David Nguyen : Si on écarte un instant la question de la menace terroriste, qui domine sans équivoque tous nos classements depuis 2015, la principale crainte des Français ces dernières années est sans surprise liée à la crise économique débutée en 2008. Pour l’opinion publique, le chômage de masse et tout ce qu’il implique en matière de précarité, de perte de pouvoir d’achat, de dégradation du statut social et de désarroi collectif, constitue la crainte la plus ancienne et la plus structurante. C’est elle qui entraine la défiance vis-à-vis des politiques et de la démocratie, c’est elle qui conduit à remettre en cause la mondialisation, c’est elle qui induit un sentiment de déclassement générationnel (en septembre 2016, 69% des Français pensaient que leurs parents vivaient mieux à leur âge, contre 51% en septembre 2010) La question du chômage de masse est prégnante depuis au moins 30 ans, mais elle a gagné en intensité avec la dernière crise. En 2007, à la veille de la présidentielle, 35% des Français citaient le chômage comme le problème le plus préoccupant en France. En 2014, alors que le nombre de demandeurs d’emploi était au plus haut, ce taux atteignait 47%. Pour résumer, terrorisme et chômage occupent le haut du classement des craintes des Français, mais la première est très liée à l’actualité quand la deuxième est plus profondément ancrée dans l’opinion. 
Je pense néanmoins que sur ces deux sujets, nous sortons peu à peu d’un cycle de très haute intensité. D’un côté, la France n’a heureusement pas été frappée par un attentat de grande ampleur depuis un certain temps et l’Etat islamique a été profondément affaibli au Moyen-Orient, ce qui fait baisser le sentiment de menace terroriste. C’est d’ailleurs cette baisse d’intensité qui pourrait mécaniquement « laisser plus de place » à d’autres craintes sécuritaires liées à une délinquance plus quotidienne, plus classique. De l’autre côté, les Français ont le sentiment d’une sortie de crise progressive malgré la persistance d’un chômage élevé. Alors que, pendant tout le quinquennat précédent, entre 60% et 70% des Français estimaient que le pays était en « pleine crise », cette part est tombée à 40% en décembre 2017. Le reste des personnes interrogées par l’Ifop estime pour 35% d’entre-elles que « la situation demeure préoccupante mais que le pire est derrière nous » (contre 26% en août 2015) et pour 23% que « la situation est difficile mais elle s’améliore progressivement » (contre 9% en août 2015). Ici également, la baisse d’intensité des préoccupations liées à l’emploi (54% jugent la lutte contre le chômage comme « tout à fait prioritaire » en août 2018, contre 72% en mars 2014), peut faire remonter d’autres sujets socio-économiques comme le pouvoir d’achat ou les inégalités sociales. 

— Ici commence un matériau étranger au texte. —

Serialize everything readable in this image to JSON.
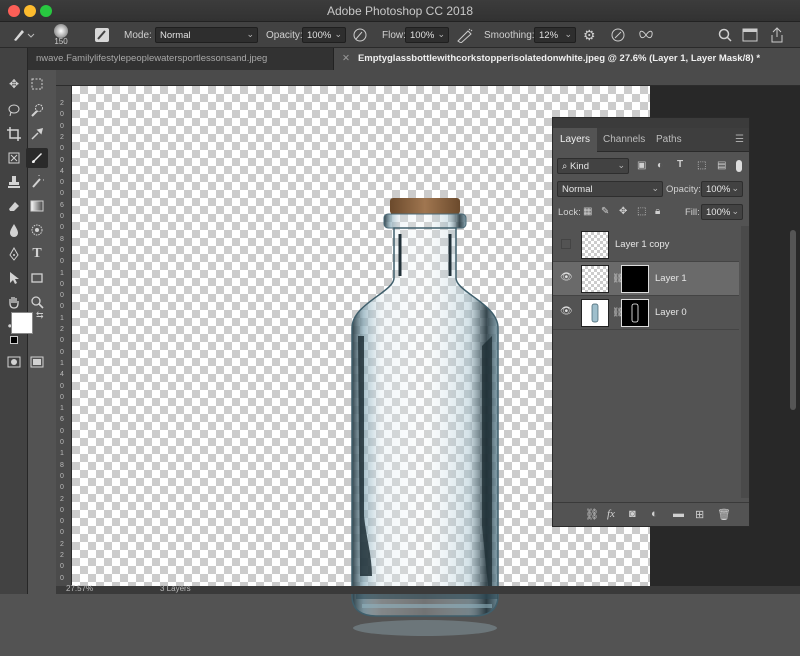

Quelles sont les craintes émergentes qui prennent plus d'importance ces dernières années ?

Au-delà de la question du terrorisme et du chômage, les inquiétudes liées à la santé sont plus diffuses, mais tout aussi présentes au sein de l’opinion (58% des Français jugent ce sujet « tout à fait prioritaire » en août 2018). Peu à peu, cette problématique devient une grille de lecture structurante. En matière alimentaire, l’essor des modes de consommation alternatifs est d’abord lié au souhait d’être en meilleure santé. Dans le domaine du travail, on se soucie davantage de bien-être et d’équilibre entre vie professionnelle et vie personnelle que de déroulement de carrière et de réussite matérielle. Même le regain d’intérêt récent pour la question écologique (48% des Français la juge « tout à fait prioritaire » en août 2018, contre 33% en mars 2014) est profondément lié à une préoccupation sanitaire. En juin 2018, les Français classaient ainsi « l’impact des nuisances environnementales sur la santé » comme thème le plus préoccupant en matière d’écologie, devant le « changement climatique », la « disparition d’espèces animales ou végétales » ou « l’épuisement des ressources naturelles ».  

Au contraire, quelles sont celles qui n'effraient ou n'inquiètent plus autant les Français ?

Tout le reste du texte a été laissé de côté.